あらすじ
一切の甘えを切り捨て、ひたすら剣の道に生きた絶対不敗の武芸者宮本武蔵。彼は「千日の稽古を鍛とし、万日の稽古を錬とす」る何10年にも亙る烈しい朝鍛夕錬の稽古と自らの命懸けの体験を通して「万理一空」の兵法の極意を究め、その真髄を『五輪書』に遺した。本書は、二天一流の達人宮本武蔵の兵法の奥儀や人生観を知りたいと思う人々のために、『五輪書』の原文に現代語訳と解説、さらに「兵法35箇条」「独行道」を付した。
...続きを読む感情タグBEST3
このページにはネタバレを含むレビューが表示されています
Posted by ブクログ
宮本武蔵の勝負に対するひたむきな姿が伝わってきた。別れや恋慕にも心を動かされてはならないというまさに勝負のために生きている。勝負は美学ではなく勝つことが目的であり、そのために剣術だけでなく、考えられるあらゆる方向から検討を加えるようにしている。他の書物を読まずともこの書物だけで理解できるよう、後継への心遣いもしているところが素晴らしい。
以下メモ
・心を一か所にとめず自由にすることで柔軟性や力量が発揮できる。
・物事には拍子があり、流れに乗るためには良い拍子を心がけ、相手に勝つためには相手の拍子を外すことが肝心
・広く多芸に触れ、実直を見分ける力をつけ、わずかにも気を配り、無駄なことはしない。
・無心でなければならない。無心とは平常心を保つこと。鏡のようにどんな姿を映そうとも鏡自体は変化しないように。
・見の目、観の目で見ることが必要。目や耳は自分のとらえたいようにしか感じない。心の目で相手の気配を捉えることが大事。
・身を太刀よりも先に行くつもりでないと斬れない
⇒リスクをとらねば勝てない。
・先手を取ること。相手が攻めてくるとき、自分から攻める時、両者が攻める時、いずれも先手で勝負が左右される。

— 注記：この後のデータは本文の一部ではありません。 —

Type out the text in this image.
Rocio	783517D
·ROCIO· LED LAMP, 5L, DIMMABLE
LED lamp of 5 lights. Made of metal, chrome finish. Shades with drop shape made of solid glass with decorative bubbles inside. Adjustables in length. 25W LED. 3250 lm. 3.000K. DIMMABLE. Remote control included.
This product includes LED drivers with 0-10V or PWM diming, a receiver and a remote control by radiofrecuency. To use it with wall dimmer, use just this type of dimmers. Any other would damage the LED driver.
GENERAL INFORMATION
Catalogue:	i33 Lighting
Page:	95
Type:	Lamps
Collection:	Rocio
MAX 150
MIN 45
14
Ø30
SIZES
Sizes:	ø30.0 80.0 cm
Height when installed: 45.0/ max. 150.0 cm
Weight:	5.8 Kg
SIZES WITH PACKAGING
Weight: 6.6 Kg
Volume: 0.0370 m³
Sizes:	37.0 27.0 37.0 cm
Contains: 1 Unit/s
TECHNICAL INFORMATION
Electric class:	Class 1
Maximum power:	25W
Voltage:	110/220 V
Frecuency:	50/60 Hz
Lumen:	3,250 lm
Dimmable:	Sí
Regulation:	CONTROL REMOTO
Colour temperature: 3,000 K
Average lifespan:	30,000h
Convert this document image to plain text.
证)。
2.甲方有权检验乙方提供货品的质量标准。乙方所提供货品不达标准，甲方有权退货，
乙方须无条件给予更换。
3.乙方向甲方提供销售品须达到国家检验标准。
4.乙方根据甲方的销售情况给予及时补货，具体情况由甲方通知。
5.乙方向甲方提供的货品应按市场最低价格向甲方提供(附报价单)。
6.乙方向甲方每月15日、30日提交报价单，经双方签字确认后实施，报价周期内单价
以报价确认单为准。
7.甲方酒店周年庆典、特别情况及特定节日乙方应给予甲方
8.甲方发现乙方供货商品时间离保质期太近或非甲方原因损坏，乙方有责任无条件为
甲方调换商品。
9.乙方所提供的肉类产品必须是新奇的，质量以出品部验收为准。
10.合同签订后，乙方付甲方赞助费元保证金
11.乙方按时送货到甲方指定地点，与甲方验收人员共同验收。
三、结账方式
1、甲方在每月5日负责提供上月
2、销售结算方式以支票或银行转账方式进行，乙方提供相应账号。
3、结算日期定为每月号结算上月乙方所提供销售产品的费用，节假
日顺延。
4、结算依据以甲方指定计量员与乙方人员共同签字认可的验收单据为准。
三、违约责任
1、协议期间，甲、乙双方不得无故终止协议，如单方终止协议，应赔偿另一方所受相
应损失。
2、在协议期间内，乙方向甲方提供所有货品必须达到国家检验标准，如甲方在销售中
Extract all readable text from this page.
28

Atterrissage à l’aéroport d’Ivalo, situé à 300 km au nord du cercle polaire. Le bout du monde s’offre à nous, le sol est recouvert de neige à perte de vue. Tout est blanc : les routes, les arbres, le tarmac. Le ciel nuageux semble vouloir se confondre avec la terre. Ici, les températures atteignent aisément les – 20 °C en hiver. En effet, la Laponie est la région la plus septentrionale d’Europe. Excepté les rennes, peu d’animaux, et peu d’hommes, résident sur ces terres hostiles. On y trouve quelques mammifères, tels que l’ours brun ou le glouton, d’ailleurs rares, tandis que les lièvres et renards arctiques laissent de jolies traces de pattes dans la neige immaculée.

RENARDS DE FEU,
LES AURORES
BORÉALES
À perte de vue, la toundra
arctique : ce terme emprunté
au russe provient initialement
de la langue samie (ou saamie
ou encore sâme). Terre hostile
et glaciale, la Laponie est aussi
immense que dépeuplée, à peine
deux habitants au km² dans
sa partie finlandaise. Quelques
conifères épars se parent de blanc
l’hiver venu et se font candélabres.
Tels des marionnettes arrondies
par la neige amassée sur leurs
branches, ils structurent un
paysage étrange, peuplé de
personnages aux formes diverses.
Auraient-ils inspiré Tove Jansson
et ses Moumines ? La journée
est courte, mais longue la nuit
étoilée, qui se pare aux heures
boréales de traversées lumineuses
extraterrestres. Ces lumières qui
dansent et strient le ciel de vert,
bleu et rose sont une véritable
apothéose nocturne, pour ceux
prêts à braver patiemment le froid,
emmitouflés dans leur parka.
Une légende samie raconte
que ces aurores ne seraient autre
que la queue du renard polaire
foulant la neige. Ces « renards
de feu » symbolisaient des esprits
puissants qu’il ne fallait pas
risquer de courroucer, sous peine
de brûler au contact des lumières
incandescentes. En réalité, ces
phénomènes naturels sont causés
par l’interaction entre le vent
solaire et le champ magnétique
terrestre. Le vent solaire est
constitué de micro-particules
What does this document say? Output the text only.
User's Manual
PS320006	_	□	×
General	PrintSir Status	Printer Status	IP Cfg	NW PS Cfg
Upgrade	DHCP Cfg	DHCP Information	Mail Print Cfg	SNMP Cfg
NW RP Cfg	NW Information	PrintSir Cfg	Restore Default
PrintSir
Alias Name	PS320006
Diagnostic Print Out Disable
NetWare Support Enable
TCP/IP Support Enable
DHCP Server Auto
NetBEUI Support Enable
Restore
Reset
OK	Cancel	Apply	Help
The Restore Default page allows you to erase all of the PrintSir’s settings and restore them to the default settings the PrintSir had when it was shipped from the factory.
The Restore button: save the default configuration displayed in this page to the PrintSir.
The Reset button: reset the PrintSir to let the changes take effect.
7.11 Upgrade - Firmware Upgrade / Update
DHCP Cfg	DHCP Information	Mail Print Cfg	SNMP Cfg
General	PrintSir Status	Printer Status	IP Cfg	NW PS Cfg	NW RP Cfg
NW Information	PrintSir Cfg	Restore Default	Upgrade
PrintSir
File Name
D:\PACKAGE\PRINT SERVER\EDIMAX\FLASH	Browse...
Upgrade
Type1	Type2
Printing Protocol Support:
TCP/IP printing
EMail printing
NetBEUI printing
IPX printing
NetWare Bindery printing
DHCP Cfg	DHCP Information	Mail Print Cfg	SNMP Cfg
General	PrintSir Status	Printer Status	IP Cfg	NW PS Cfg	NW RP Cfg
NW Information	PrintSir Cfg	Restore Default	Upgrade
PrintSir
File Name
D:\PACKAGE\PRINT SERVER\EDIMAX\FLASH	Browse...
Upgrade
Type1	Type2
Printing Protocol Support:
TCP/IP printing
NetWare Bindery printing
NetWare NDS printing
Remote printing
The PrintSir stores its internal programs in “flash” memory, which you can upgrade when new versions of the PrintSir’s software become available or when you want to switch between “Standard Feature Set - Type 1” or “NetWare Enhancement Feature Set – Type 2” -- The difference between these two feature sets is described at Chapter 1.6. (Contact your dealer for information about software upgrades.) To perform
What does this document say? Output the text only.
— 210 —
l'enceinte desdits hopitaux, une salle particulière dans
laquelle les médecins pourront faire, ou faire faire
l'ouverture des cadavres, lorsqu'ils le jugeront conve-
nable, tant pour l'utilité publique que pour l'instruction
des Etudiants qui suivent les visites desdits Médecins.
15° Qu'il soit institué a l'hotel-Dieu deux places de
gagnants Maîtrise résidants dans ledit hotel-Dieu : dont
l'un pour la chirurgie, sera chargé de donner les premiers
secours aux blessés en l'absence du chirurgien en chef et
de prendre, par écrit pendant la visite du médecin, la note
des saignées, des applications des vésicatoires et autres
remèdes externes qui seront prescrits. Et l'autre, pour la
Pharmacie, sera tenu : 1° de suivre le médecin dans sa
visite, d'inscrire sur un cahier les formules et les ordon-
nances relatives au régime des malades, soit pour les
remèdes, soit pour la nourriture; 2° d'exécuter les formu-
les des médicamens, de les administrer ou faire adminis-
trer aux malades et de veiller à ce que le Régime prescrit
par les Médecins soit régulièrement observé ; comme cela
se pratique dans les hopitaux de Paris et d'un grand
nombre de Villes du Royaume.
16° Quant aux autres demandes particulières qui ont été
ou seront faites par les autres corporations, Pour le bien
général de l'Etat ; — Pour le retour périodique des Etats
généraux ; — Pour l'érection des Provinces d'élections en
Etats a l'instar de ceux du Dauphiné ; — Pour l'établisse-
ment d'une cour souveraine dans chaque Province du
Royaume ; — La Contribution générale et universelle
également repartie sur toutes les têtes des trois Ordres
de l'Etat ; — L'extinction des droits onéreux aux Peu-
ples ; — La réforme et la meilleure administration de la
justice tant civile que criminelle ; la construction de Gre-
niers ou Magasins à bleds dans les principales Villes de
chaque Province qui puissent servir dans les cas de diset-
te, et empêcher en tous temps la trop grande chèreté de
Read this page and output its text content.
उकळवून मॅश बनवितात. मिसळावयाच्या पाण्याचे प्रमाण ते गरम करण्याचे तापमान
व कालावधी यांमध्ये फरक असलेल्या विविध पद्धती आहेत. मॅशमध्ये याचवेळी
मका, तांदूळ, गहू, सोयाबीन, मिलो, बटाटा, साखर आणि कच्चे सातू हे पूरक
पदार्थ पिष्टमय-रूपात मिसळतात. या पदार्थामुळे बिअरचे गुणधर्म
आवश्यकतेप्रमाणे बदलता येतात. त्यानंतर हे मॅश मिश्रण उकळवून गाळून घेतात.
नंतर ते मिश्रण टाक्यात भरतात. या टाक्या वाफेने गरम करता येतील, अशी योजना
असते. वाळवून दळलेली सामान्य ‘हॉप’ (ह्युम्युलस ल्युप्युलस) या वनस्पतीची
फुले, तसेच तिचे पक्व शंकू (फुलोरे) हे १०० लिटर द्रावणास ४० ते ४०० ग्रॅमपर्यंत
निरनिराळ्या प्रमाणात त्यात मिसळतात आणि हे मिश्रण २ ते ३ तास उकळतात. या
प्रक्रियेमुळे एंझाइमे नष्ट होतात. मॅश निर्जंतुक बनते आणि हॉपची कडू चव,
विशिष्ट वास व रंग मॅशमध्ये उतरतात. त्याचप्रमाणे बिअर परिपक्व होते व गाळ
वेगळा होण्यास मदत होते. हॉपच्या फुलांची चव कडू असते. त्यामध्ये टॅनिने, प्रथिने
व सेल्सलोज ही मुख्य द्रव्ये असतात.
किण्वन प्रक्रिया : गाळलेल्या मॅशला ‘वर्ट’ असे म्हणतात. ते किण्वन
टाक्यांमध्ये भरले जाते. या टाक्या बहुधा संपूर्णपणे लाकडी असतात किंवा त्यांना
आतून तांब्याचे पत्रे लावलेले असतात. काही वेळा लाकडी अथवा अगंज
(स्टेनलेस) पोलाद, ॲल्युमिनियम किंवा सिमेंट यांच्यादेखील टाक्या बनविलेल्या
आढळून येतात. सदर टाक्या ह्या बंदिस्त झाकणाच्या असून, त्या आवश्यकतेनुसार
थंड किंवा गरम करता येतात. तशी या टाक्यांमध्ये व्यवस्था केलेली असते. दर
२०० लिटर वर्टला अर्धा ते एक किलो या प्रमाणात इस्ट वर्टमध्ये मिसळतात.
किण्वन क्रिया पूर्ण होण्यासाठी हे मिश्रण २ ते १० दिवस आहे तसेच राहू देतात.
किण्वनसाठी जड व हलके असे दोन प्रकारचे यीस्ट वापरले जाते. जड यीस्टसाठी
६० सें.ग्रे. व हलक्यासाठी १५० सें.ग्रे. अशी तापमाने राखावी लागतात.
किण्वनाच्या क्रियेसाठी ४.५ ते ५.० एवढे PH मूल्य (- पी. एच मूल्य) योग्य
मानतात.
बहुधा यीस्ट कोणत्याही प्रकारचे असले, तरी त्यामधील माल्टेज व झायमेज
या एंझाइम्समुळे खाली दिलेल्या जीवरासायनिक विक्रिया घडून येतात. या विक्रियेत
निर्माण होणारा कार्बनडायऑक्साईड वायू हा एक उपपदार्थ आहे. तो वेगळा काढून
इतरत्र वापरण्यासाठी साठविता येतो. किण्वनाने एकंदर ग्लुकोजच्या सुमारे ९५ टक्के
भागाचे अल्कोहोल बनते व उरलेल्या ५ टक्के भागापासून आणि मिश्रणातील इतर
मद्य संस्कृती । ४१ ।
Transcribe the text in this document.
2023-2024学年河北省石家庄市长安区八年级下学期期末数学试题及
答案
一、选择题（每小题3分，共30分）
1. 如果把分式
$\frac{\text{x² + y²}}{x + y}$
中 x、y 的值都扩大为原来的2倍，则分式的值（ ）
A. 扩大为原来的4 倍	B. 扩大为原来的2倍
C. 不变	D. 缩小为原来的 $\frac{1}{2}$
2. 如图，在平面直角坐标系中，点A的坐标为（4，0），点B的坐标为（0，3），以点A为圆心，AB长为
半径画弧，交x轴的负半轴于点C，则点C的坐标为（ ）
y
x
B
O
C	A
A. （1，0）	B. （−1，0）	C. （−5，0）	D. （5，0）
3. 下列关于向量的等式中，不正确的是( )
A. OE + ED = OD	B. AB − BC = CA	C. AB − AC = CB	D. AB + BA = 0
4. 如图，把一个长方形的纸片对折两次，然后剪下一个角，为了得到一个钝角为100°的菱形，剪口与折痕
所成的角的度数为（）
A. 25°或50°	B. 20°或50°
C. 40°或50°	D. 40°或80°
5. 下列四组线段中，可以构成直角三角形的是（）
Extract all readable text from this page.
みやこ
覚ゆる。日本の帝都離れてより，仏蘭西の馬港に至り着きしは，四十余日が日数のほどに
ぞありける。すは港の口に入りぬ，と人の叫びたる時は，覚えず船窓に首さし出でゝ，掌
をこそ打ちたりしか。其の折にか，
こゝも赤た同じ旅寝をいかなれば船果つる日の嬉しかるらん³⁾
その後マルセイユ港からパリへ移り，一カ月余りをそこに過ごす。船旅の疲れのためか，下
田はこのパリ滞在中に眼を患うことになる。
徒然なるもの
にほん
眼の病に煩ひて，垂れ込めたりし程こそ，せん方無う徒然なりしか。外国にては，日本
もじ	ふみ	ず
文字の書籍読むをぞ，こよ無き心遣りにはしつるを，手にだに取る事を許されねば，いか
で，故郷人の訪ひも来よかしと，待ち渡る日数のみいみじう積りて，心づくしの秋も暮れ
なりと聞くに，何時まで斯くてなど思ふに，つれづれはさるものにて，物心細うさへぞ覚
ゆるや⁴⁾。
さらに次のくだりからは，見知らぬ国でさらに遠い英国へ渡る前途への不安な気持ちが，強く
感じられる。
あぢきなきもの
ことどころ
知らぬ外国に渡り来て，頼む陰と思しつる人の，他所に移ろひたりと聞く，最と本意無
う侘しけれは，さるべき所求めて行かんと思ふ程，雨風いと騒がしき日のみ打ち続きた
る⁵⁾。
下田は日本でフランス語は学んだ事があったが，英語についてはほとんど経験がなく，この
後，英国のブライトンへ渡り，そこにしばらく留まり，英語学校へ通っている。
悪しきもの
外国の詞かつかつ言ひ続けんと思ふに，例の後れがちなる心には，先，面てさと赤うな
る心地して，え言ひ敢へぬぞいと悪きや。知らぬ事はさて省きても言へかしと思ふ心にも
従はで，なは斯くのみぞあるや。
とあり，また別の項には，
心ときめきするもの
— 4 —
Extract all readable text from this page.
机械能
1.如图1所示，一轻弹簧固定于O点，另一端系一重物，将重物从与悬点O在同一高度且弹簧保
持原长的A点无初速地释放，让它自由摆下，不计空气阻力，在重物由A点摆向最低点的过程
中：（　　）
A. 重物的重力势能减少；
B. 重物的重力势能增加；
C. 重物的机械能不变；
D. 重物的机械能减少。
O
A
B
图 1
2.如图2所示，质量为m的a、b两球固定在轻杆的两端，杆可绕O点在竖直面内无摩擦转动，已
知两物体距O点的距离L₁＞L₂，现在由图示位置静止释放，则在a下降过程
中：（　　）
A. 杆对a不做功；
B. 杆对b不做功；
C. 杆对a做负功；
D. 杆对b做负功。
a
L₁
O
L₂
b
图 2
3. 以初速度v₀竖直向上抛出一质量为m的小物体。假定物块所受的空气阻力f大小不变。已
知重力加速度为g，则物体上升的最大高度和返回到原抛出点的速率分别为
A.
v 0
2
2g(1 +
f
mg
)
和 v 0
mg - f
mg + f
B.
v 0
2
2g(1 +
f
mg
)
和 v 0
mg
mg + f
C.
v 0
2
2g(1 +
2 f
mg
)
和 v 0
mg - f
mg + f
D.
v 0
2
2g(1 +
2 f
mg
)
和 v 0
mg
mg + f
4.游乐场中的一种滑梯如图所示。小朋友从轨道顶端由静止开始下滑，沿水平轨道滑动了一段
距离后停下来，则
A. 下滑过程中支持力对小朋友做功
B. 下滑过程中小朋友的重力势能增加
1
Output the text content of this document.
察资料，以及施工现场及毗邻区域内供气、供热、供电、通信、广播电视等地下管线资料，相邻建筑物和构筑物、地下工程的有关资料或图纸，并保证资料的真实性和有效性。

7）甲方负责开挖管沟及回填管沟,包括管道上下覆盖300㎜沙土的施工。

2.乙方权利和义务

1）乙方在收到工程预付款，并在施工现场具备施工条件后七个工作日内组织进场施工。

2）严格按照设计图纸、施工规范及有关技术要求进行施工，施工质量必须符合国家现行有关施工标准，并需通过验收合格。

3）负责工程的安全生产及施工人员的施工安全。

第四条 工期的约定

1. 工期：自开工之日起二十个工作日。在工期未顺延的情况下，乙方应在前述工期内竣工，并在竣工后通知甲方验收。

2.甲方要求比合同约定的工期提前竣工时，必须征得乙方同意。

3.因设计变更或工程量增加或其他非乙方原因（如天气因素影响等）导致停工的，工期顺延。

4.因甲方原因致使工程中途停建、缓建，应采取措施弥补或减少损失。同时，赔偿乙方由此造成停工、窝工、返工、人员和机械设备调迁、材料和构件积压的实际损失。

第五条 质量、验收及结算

・小手先だけで踏み込まない。太刀、足、身、心全てで踏み込む
⇒中途半端な対応をしない
・敵の身になって考える。敵の立場から自分は今どのように感じられるか
・鼠の頭、午の首。細かいところから大局まで考える、視点を変えてみる。
・不動の心とは動かない事でなく、前後左右に自在に動きながら対象にとらわれず、少しもとどまらない心をいう。相手の動作に心をとめてはいけない。
Posted by ブクログ
目の付けやうは、
大きに広く付くる眼也。
観見(かんけん)二つの事、観の眼つよく、見の眼よはく、
遠き所を近く見、ちかき所を遠く見る事、兵法の専也。
敵の太刀をしり、聊かも敵の太刀を見ずといふ事、兵法の大事也。
心眼という言葉があるように、
視ることとは、その対峙するもの、対象に対して、
眼をとおして身体全体で、<心-身>を総動員してあることが前提とされていよう。
いわば、<身―構え>と云うべきものが。
通常、視るとは、自分の居場所、その固定点からのパースペクティブ―遠近法
的な座標なのだが、
大きく広く、<観>と<見>、強く・弱く働かせよ、遠き所を近く、近き所を遠く
ひとつの舞台を創っていく作業でも、或は作品を鑑賞する場合でも、
同じようなことが言える。
能では、<離見の見>と云う言葉があるが、
この語もまた、<観―見>と相似た地平にあるだろう。
俯瞰あるいは鳥瞰することにも通じるものを感じさせる。
Posted by ブクログ
宮本武蔵の生き様が窺える。きっと合理主義者で勝利に飢え、一切の甘えを捨てて剣に生きるような人物だったはずだ。そして合理主義者・武蔵が最も雄弁に語っているのは勝つためには「心の充実」が必要不可欠であるということ。これは興味深いなあ。
Posted by ブクログ
宮本武蔵著の五輪の書の原文と、著者が現代語訳したもの、補足事項などが記載された作品。武の道を極めるのみでなく、様々なことに取り組むことの必要性、戦いにおける心構え(これについてはどの分野でも応用可能)、剣の使い方など、武の道を極めた武蔵だからこそ至った境地について書かれている。
特に敵の心を乱し、その隙を逃さず徹底的に攻撃するという考えについて多く述べられていた。